Afinal, “líderes” do PCC devem ou não ser isolados?

Estou aqui, mais uma vez, a escrever sobre Criminologia Penitenciária.

Tenho que obrigatoriamente invocar essa ciência “multi, trans e interdisciplinar”. Ciência deveras necessária e infelizmente tão renegada nas academias/universidades, não por sua irrelevância, mas por falta de interesse. 

A mesma falta de interesse que deixou o sistema prisional e a criminalidade organizada alcançar esse “status”, assim com o emprego do empirismo (conhecimento baseado na experiência), que mostrou equívocos graves em relação ao Plano Anticrime e as transferências de “líderes” visando ao “isolamento” dos mesmos. 

O fato de endurecer as leis, ampliar o rol de crimes hediondos, vedar o direito a progressão de regime e outros benefícios, visando a “intimidar”, “frear” a velocidade de expansão e poderio da criminalidade organizada, de nada adiantará contra aqueles que nasceram do Massacre do Carandiru (PCC).

Eles estão “acostumados” com essa “vida de mortes”, de torturas, de injustiças, covardias e etc., pois sempre viveram nesse “ambiente”. Faz parte da história de nascimento do crime organizado a ocorrência desses fatos. E isso não seria “privilégio” nosso quanto ao Partido do Crime. Afinal de contas, a disputa pelo poder com mortes dentro das organizações é um fato corriqueiro nas organizações criminosas mundiais. 

Quando iniciei como agente penitenciário, em 1994, o preso cumpria a sua pena do crime hediondo (que foi criado através da Lei 8.072/90) em sua integralidade no regime fechado.
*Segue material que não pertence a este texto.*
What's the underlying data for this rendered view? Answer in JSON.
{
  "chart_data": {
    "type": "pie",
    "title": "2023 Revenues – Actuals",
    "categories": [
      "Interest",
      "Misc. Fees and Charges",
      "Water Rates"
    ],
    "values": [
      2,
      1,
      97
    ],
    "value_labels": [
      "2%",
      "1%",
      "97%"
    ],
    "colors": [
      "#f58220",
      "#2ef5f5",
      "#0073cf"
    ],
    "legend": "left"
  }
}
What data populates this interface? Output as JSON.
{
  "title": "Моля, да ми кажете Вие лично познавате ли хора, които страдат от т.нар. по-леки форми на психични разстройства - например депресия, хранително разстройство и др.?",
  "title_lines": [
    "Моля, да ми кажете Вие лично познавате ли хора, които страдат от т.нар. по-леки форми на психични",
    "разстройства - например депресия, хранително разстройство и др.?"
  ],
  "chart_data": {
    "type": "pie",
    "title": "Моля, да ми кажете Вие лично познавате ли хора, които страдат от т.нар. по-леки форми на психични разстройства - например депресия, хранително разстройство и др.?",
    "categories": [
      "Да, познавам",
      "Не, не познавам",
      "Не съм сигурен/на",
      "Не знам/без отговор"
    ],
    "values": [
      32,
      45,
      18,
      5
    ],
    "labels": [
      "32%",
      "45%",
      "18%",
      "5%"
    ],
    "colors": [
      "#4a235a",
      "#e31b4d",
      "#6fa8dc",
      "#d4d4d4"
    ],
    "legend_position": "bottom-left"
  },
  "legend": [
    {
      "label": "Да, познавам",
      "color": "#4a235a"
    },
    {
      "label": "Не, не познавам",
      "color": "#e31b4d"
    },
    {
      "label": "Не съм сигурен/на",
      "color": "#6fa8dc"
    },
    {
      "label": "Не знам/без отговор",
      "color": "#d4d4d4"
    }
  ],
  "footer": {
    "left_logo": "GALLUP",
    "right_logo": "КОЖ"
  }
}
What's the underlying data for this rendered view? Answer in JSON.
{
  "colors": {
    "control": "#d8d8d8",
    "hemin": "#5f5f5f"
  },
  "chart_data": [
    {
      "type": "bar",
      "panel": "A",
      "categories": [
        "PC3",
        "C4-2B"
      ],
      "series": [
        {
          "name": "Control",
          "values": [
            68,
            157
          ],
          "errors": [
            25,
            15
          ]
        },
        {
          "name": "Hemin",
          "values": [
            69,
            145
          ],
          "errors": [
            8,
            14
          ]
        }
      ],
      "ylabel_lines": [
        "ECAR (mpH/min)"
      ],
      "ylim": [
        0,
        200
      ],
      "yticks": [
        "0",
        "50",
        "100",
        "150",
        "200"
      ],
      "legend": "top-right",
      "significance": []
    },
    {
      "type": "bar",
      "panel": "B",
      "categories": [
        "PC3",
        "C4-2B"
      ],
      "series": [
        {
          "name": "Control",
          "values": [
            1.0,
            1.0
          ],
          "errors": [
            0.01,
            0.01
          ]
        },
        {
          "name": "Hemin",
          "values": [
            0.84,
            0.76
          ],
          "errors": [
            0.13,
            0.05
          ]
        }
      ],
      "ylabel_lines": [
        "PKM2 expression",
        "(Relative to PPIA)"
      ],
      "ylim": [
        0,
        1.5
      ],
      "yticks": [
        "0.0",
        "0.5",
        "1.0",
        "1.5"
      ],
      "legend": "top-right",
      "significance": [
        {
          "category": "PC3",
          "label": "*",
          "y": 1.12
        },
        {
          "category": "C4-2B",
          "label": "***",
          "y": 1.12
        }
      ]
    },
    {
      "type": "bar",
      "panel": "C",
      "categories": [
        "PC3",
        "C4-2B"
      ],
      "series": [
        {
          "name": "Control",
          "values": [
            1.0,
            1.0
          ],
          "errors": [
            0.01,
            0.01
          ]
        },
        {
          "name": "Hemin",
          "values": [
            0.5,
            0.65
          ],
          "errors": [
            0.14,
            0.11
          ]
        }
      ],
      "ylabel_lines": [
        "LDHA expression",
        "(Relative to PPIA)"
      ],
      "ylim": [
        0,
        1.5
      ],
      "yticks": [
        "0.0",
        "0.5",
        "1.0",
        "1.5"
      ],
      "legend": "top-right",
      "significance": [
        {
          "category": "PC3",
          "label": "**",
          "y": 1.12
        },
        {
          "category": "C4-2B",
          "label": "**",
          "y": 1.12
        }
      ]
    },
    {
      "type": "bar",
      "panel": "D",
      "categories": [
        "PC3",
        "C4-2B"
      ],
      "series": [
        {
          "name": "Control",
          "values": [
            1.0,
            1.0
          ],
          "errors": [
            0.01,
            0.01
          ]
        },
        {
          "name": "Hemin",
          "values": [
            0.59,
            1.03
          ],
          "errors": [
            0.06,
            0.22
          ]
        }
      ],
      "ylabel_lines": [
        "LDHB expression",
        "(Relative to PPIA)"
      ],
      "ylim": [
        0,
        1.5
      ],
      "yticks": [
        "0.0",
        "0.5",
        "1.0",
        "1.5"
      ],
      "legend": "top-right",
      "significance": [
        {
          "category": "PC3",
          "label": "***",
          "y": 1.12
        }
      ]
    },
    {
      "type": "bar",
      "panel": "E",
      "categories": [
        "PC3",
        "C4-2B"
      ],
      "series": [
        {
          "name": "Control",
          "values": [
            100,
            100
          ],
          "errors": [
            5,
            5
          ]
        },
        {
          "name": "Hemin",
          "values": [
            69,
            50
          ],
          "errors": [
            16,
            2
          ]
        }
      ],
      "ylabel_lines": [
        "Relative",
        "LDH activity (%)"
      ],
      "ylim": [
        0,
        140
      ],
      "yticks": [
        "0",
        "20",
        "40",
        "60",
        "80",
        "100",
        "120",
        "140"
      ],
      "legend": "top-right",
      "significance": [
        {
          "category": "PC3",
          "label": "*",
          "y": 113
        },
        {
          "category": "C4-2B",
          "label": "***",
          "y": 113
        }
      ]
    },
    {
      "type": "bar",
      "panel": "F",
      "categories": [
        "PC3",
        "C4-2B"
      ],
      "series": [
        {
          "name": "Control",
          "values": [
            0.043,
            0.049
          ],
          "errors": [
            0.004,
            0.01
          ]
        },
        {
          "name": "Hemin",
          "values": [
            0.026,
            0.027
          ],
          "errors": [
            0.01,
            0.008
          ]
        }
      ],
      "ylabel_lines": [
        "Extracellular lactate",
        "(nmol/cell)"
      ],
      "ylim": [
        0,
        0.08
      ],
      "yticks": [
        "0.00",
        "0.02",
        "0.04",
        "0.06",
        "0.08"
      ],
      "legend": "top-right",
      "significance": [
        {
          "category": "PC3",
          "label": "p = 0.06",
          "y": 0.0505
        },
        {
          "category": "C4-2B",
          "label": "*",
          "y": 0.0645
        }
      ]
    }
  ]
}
E nem por isso a cadeia estava “meio que vazia” de cometedores desses crimes.

Posteriormente, o Supremo Tribunal Federal (STF) julgou inconstitucional o cumprimento integral no regime fechado quando da prática de crime hediondo, por entender que o nosso sistema é o progressivo (HC nº 82.959-7/SP).

O acórdão fora publicado somente em 01 de setembro de 2006, mas já era tarde, pois o cárcere já estava entupido de presos que cometeram esse crime. Demoraram 16 anos para reconhecer a inconstitucionalidade e os efeitos devastadores do cárcere.

Mas será possível que 13 anos após a declaração de sua inconstitucionalidade, o Estado vai querer entupir ainda mais as cadeias, fazendo com que essas pessoas que cometeram crimes hediondos permaneçam mais tempo cumprindo penas no regime fechado?

Se anteriormente essa política criminal legislativa não conseguiu inibir o crime, por que agora esses criminosos iriam temer a tal mudança na lei? A volta dos presos no “integral no fechado” não inibirá a prática dos crimes, do mesmo modo que não inibiu anteriormente. Aliás, os Estados Unidos estão abolindo a pena capital (pena de morte) em razão de sua ineficiência (20 Estados já aboliram; outros 30 ainda aplicam a pena capital).

Resumidamente: era isso que eu gostaria de mostrar ao leitor, que essa “técnica legislativa penal” de endurecer com quem já foi muitas vezes endurecido. Afinal de contas, a profissão (crime) que resolveu seguir, exige isso do preso. A história já nos mostrou que não funciona. É só o leitor pesquisar que verá isso com muita facilidade. Fico indignado com essas políticas criminais e penitenciárias de amadores. 

Mas, falando em penitenciárias, tratarei agora dessas transferências que não inibem a comunicação com o mundo externo, podendo os presos continuarem praticando todos tipos de crimes.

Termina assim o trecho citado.